3T-analytik has developed quartz sensor instruments, the qCell-family, based on Quartz Crystal Microbalance (QCM) technology. The high sensitivity to mass and structural property variation enables QCM to be a powerful tool for gaining real time insights into molecular interactions, biofilms, liquid properties and even the analysis of blood. Quartz sensors are highly sensitive to the mass and the material properties of deposited molecular layers as well as of the wetting liquids at their surface. Due to its sensi­tivity to mass, the technique is often referred to as Quartz Crystal Microbalance (QCM). The measuring principle of quartz sensor technique is based on the precise oscillation of the quartz sensors at their resonant frequency when an alternating voltage is applied. Depositions at the sur­face or wetting of the surface result in a frequency shift and – depending on the material properties – additionally in a damping of the oscillation. Both, the frequency shift and the damping (dissipation) of the oscillation are cap­tured with the qCell / qCell T instrument with high resolu­tion and in real time.
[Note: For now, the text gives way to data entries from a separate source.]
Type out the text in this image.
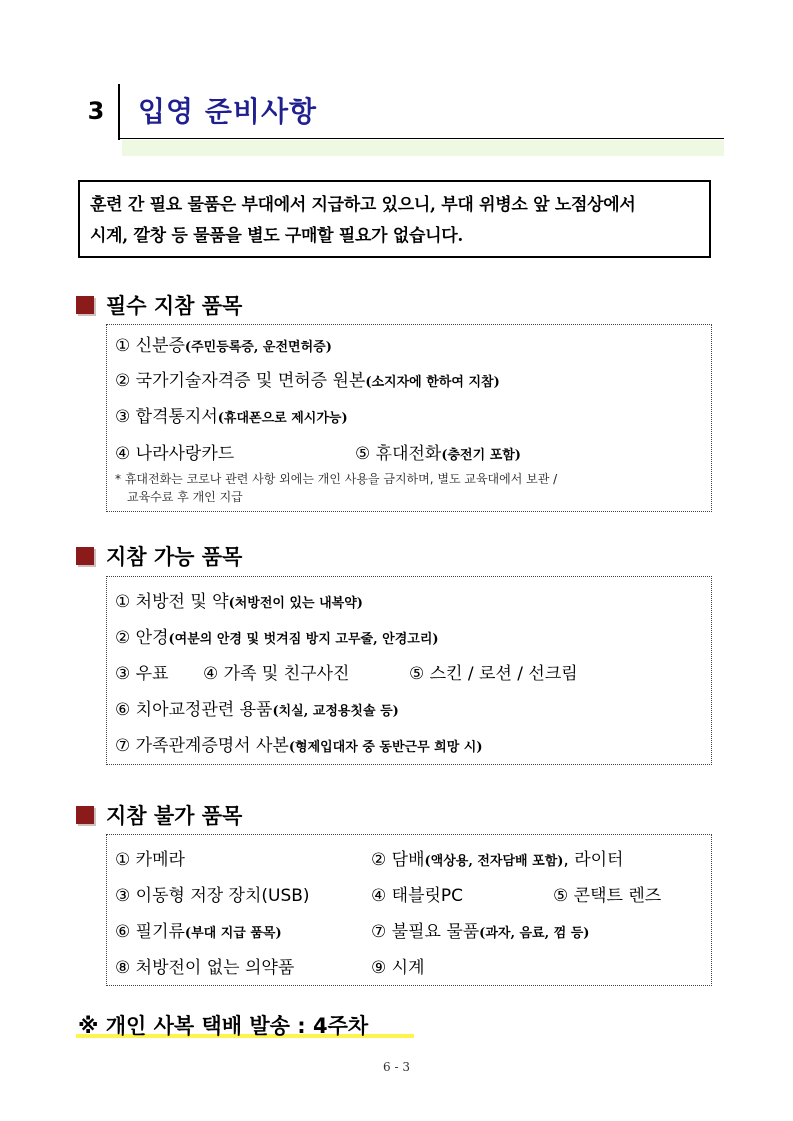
3	입영 준비사항
훈련 간 필요 물품은 부대에서 지급하고 있으니, 부대 위병소 앞 노점상에서
시계, 깔창 등 물품을 별도 구매할 필요가 없습니다.
필수 지참 품목
① 신분증(주민등록증, 운전면허증)
② 국가기술자격증 및 면허증 원본(소지자에 한하여 지참)
③ 합격통지서(휴대폰으로 제시가능)
④ 나라사랑카드	⑤ 휴대전화(충전기 포함)
* 휴대전화는 코로나 관련 사항 외에는 개인 사용을 금지하며, 별도 교육대에서 보관 /
교육수료 후 개인 지급
지참 가능 품목
① 처방전 및 약(처방전이 있는 내복약)
② 안경(여분의 안경 및 벗겨짐 방지 고무줄, 안경고리)
③ 우표 ④ 가족 및 친구사진	⑤ 스킨 / 로션 / 선크림
⑥ 치아교정관련 용품(치실, 교정용칫솔 등)
⑦ 가족관계증명서 사본(형제입대자 중 동반근무 희망 시)
지참 불가 품목
① 카메라	② 담배(액상용, 전자담배 포함), 라이터
③ 이동형 저장 장치(USB)	④ 태블릿PC	⑤ 콘택트 렌즈
⑥ 필기류(부대 지급 품목)	⑦ 불필요 물품(과자, 음료, 껌 등)
⑧ 처방전이 없는 의약품	⑨ 시계
※ 개인 사복 택배 발송 : 4주차
6 - 3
Frequency, Damping and Dissipation

QCM is employed as transducer consisting of a piezoelec­tric AT-cut quartz crystal coated with two gold electrodes, one on each side. Upon application of an alternating voltage between the electrodes, the crystal will generate a mechanical shear wave, which is why the sensors are also referred to as Thickness Shear Mode Transducers.  If the wavelength of the shear wave matches twice the thickness of the crystal, a standing wave is formed, which will propagate as an evanescent wave into the deposited layer on the upper sensor surface. The penetration depth of the wave is 179nm at 10MHz in water. The sensor is sensitive to mechanical properties of the deposited layers, such as density, thickness, viscosity and elasticity. Layer properties affect the resonance frequency fr as well as the damping parameter Γ, which is proportional to the energy dissipated in the layer. The relation between dissipation D and damping Γ is D = 2Γ/fr .

Rigid Layer in Gas Phase

In QCM applications including layer thickness measure­ment of thermal metal deposition and self-assemble monolayer attaching, in which either rigid materials were used or layer thickness is at molecular level, the damping parameter  varies in a tiny amount and is often negligi­ble . Therefore the mass change per area  can be directly related to the frequency shift ∆fSauerbrey  which is described in the Sauerbrey equation:

∆fSauerbrey  = -Cr  · ∆m

Here Cr  is a constant relating to quartz thickness, density and the resonance frequency and surface area of the quartz sensor. The relation between frequency shift and mass change in Sauerbrey relation is simple and straight­forward. However it is applied upon certain assumptions: the deposited layer is considered laterally homogeneous and thin; The layer is rigid and all stresses are propor­tional to strain; The QCM is working in vacuum. In reality it is often hard to satisfy when operation environment changes from air to liquid or the deposited layer is not viscoelastic. The frequency shift alone cannot provide sufficient information to surface changes. It is then necessary to take damping into consideration.­

Operation in Liquid Phase

When the QCM sensor top surface is immersed in fluids, unlike in vacuum, the oscillation of the quartz is damped. This results in changes in frequency and more importantly the damping parameter Γ. Furthermore, the frequency and damping shift depend on the fluid’s properties. The figure shows an example of the influence of different fluids. When immersed in different pure Newtonian fluids (e.g. water and water-glycerol mixture in the figure), the fluid with higher viscosity and higher density will cause a decrease in frequency and an equal amplitude increase in damping. This is defined by Kanazawa:

ΔfKanazawa  = -ΔΓKanazawa  = -Cf  √(ηl ϱl )

Cf  is a constant relating to quartz shear modulus, quartz density and resonance frequency. ηl is the dynamic viscosity of the fluid and ϱl is the density of the fluid.

Rigid Layer covered with Liquid

In this situation, the layer is completely determined by its density and its thickness. In this case, the two contributions above just add, which means Δf=ΔfSauerbrey+ΔfKanazawa and ΔΓ=ΔΓKanazawa.

Viscoelastic Layer covered with liquid

The damping of oscillation is no longer negligible when the thickness of the deposited layer increases. The mass as well as elastic property of the material influence both frequency and damping. Unlike in Newtonian fluids, the frequency and damping shift vary in opposite direction but in different amplitude.